Nomadic reverie - Romanies in cinema

Who are today's nomads? Tourists, artists, gypsies, students, seasonal workers, or immigrants? The many conflicts that still arise in today's Europe between states and nomads like the Romanies should incline us to take a look at what nomadism really is, how the European community perceives it, and what our national borders and policies do to it.

Tony Gatlif, an Algerian-born French director of Romani ethnicity dedicated his artistic life to portraying Europe's biggest and oldest nomadic community. The Romani people (otherwise called gypsies, tsigans, gitan, halab, bohemians) are said to have left India in the direction of Europe around two thousand years ago. In "Latcho Drom" ("Safe Journey," 1993) Gatlif begins a journey retracing the paths of those nomads who later became Romanies. Wandering through the lands of India, Egypt, Turkey, Romania, Hungary, Slovakia, France and Spain, the silent camera participates in the journey and the musical traditions of today's nomads.
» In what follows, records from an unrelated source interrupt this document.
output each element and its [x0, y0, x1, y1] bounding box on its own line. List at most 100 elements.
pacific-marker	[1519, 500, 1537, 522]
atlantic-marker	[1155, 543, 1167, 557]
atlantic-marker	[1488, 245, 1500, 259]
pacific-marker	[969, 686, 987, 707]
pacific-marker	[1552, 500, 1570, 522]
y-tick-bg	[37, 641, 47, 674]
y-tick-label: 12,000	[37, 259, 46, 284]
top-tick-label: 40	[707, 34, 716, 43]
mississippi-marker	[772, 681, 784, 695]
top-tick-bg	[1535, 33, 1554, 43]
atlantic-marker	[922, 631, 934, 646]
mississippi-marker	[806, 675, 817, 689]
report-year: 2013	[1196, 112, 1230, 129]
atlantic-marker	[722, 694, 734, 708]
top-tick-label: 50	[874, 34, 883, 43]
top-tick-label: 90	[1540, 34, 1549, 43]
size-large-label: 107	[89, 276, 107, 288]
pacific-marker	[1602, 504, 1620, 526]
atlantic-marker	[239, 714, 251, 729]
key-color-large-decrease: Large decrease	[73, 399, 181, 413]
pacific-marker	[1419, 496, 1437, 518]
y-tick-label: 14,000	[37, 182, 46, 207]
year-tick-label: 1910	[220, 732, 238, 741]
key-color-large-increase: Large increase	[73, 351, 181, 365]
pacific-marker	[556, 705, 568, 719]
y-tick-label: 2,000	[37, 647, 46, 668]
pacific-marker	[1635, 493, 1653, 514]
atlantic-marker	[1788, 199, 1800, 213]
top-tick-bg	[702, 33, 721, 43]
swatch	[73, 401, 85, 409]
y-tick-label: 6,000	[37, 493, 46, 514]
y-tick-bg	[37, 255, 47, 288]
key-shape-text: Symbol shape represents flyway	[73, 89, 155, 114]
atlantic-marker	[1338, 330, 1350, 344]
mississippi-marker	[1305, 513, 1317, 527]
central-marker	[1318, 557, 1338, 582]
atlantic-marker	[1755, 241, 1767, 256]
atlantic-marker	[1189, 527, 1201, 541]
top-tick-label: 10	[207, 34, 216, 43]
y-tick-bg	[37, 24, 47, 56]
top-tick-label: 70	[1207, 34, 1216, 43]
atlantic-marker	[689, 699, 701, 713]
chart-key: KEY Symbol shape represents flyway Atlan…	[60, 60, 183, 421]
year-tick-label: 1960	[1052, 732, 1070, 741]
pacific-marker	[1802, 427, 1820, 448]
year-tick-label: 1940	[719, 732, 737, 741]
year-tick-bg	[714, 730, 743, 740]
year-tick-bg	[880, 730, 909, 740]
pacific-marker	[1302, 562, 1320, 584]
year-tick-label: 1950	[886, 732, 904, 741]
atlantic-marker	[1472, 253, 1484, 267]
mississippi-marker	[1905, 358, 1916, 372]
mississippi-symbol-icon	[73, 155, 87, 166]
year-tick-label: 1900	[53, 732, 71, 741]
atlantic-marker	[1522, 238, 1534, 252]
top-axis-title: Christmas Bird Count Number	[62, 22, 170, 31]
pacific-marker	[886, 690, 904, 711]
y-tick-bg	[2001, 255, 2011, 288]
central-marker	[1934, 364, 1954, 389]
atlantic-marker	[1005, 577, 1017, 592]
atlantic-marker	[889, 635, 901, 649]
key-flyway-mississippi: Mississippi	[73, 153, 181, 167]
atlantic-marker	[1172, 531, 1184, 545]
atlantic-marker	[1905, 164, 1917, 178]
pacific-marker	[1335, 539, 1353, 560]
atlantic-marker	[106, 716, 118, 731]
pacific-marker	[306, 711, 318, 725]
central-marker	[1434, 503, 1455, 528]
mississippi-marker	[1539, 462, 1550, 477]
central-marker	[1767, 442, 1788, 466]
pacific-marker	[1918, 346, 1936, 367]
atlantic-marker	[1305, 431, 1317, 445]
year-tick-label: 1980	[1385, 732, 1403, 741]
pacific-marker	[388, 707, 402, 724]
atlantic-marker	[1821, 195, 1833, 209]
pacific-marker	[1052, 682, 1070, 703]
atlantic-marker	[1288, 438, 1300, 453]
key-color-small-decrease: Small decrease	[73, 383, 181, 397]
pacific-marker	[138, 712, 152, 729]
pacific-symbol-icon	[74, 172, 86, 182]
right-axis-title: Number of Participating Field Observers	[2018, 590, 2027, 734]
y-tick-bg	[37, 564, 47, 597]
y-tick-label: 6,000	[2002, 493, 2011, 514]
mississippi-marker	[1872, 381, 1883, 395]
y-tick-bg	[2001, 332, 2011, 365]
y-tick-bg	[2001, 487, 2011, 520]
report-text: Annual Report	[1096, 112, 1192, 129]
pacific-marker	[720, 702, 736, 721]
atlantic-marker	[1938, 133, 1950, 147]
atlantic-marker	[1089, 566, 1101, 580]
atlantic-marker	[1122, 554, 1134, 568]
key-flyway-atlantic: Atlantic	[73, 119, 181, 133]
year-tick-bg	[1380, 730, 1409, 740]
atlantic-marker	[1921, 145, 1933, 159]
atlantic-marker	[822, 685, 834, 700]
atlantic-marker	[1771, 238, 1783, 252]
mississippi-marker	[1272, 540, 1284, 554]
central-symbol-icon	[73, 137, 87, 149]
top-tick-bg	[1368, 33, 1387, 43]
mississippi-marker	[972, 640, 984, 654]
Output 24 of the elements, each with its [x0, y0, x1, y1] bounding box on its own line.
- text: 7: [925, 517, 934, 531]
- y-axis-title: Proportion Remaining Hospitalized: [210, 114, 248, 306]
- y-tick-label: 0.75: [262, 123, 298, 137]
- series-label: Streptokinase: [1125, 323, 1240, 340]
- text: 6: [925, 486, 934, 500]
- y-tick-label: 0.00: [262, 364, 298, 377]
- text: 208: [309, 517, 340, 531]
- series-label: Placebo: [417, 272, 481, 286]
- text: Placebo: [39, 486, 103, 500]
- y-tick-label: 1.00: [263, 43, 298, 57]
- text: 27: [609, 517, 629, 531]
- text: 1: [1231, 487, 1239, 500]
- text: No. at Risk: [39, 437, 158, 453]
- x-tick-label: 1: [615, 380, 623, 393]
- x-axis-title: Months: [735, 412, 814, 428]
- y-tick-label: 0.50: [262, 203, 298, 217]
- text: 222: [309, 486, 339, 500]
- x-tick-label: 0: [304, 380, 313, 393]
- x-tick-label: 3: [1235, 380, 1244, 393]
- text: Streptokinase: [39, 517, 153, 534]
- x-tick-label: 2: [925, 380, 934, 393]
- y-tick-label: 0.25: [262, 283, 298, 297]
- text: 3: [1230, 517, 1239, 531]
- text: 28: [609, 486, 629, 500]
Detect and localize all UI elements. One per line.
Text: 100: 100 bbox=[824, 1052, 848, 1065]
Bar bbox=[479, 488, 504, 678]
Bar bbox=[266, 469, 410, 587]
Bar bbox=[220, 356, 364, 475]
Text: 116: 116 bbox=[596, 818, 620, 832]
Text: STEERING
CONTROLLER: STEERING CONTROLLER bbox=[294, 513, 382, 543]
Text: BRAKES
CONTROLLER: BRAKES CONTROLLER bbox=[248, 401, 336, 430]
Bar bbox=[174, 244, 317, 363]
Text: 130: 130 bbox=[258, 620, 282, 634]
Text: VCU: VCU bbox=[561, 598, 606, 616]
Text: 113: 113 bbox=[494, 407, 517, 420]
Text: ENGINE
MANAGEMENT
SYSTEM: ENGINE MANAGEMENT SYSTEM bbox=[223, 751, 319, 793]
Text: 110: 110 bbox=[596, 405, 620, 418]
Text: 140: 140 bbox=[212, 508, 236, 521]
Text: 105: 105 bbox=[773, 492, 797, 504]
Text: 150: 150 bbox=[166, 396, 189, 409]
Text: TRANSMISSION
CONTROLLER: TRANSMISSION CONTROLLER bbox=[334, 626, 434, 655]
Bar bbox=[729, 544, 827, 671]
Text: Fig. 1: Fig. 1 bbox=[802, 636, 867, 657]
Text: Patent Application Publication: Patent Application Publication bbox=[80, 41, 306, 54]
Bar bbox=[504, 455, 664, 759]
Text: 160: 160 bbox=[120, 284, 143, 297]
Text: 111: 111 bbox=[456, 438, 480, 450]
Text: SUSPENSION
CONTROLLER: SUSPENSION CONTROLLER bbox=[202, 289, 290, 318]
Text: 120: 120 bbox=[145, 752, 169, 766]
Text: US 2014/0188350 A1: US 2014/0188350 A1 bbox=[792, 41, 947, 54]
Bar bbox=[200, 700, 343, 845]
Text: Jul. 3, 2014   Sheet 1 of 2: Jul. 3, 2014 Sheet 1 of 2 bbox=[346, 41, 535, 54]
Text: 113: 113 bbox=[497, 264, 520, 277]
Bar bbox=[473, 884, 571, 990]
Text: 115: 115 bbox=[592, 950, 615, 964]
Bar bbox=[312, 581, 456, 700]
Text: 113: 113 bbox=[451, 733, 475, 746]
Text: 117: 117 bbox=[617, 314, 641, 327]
Devoid of any dialogue or articulated comments, the film's strong images nevertheless carry an explicit political message. The story starts in the deserts of Rajastan in northern India, where certain communities still live a traditional nomadic life in the wilderness. One cannot help but see these images as an artistic celebration of the idea of nomadic freedom. These young, graceful and beautiful nomads travelling through a timeless space, practising mystic rituals, are presented as the semi-mythological prototypes of the Romanies. Gradually moving towards Europe, the images lose their abstract and idealistic sense. On their way to Europe, the travellers encounter hunger, accommodation problems and prejudice. The film shows the nomads' journey out of India as a road towards poverty, eternal exile and struggle with western urbanisation. The film ends in Spain where a Romani community is just being evicted. As the scene takes place, the famous flamenco artist La Caita sings: "Why does you wicked mouth spit on me? / Sometimes I find myself envying the respect you give to your dog."